Back to School Means Back to Nature for North Dakota Students

Photo Credit: Gerri Makay

Back to School Means Back to Nature for North Dakota Students

Guest post from Gerri Makay with the North Dakota Forest Service in coordination with the Western Urban and Community Forestry Network's #HealthyTreesHealthyLives social media campaign. Explore the hashtag #HealthyTreesHealthyLives on social media to learn more. 

A state-wide Eco-Ed project was initiated by a group of North Dakota (ND) educators and environmental professionals to establish a uniform, outdoor, youth education program addressing non-point source (NPS) pollution and water quality. The “hands on” outdoor classroom is geared to 6th grade students across North Dakota.
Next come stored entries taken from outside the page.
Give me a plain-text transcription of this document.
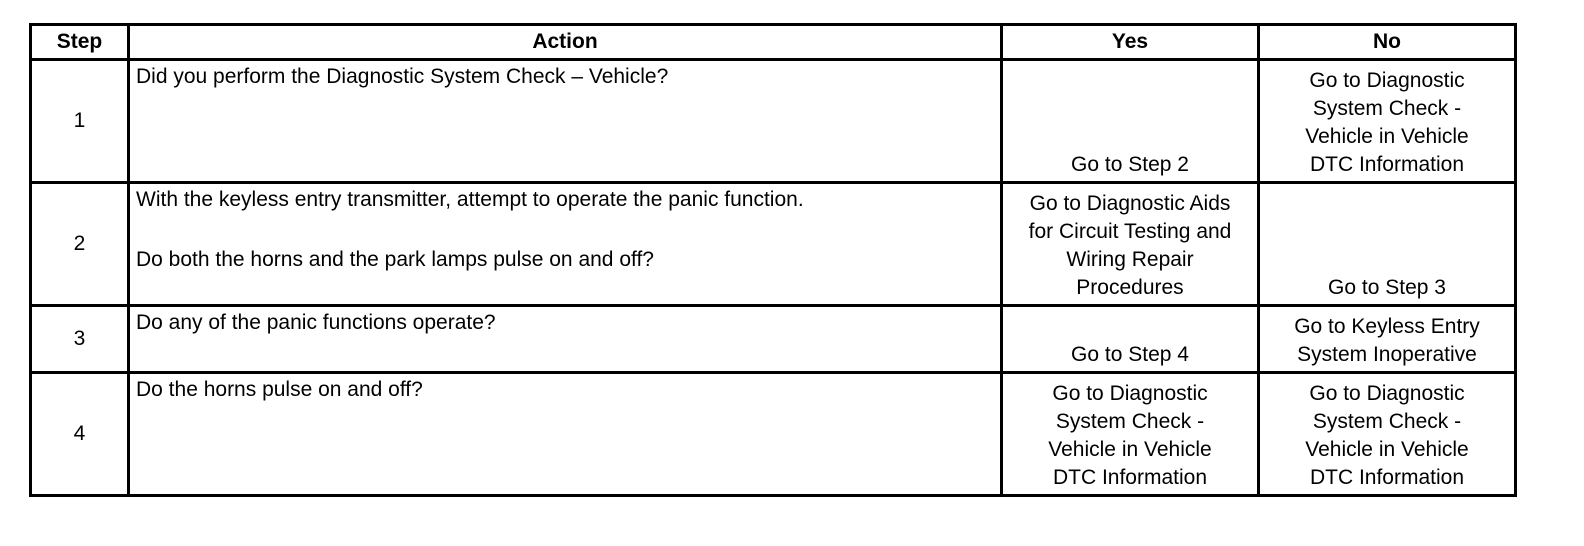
Step	Action	Yes	No
1	Did you perform the Diagnostic System Check – Vehicle?	Go to Step 2	Go to Diagnostic
System Check -
Vehicle in Vehicle
DTC Information

2	With the keyless entry transmitter, attempt to operate the panic function.
Do both the horns and the park lamps pulse on and off?	Go to Diagnostic Aids
for Circuit Testing and
Wiring Repair
Procedures	Go to Step 3

3	Do any of the panic functions operate?	Go to Step 4	Go to Keyless Entry
System Inoperative

4	Do the horns pulse on and off?	Go to Diagnostic
System Check -
Vehicle in Vehicle
DTC Information	Go to Diagnostic
System Check -
Vehicle in Vehicle
DTC Information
Students, their teachers, and chaperones rotate through outdoor stations focused on soils, wetlands, prairies, forests, wildlife, and water quality.

Students are tested before and after the camps to provide proof the curriculum is effective. At the end of the day, students are able to recognize how all these natural resources work together for a healthy eco-system.

Soil conservation districts across the state can receive funding for Eco-Ed camps, and nearly 75% of the state’s districts offer some kind of programming. More than 3,000 students participate in the program each year. Nearly all of the programs schedule for the fall, when the students return to school and transition back to class. A few counties offer overnight camps for an outdoor experience away from home. For some students, this may be their first real camping adventure.

Professionals from statewide natural resource agencies are brought in to offer their expertise for the sessions, making sure to cover the information included in the Eco-Ed booklet received by the students. ND Forest Service staff participate as the “forestry experts,” with an opportunity to explain the important role of trees in this prairie state. Students learn how their everyday actions affect the environment, and that the simple act of planting a tree can empower anyone to make a positive difference.

Note:  As the lead sponsor of this program, Barnes County Soil Conservation District received the “Outstanding Achievement in Environmental Education” from the US Environmental Protection Agency in 1995 and was named the 2001 National District of the Year for Conservation Education by the National Association of Conservation Districts.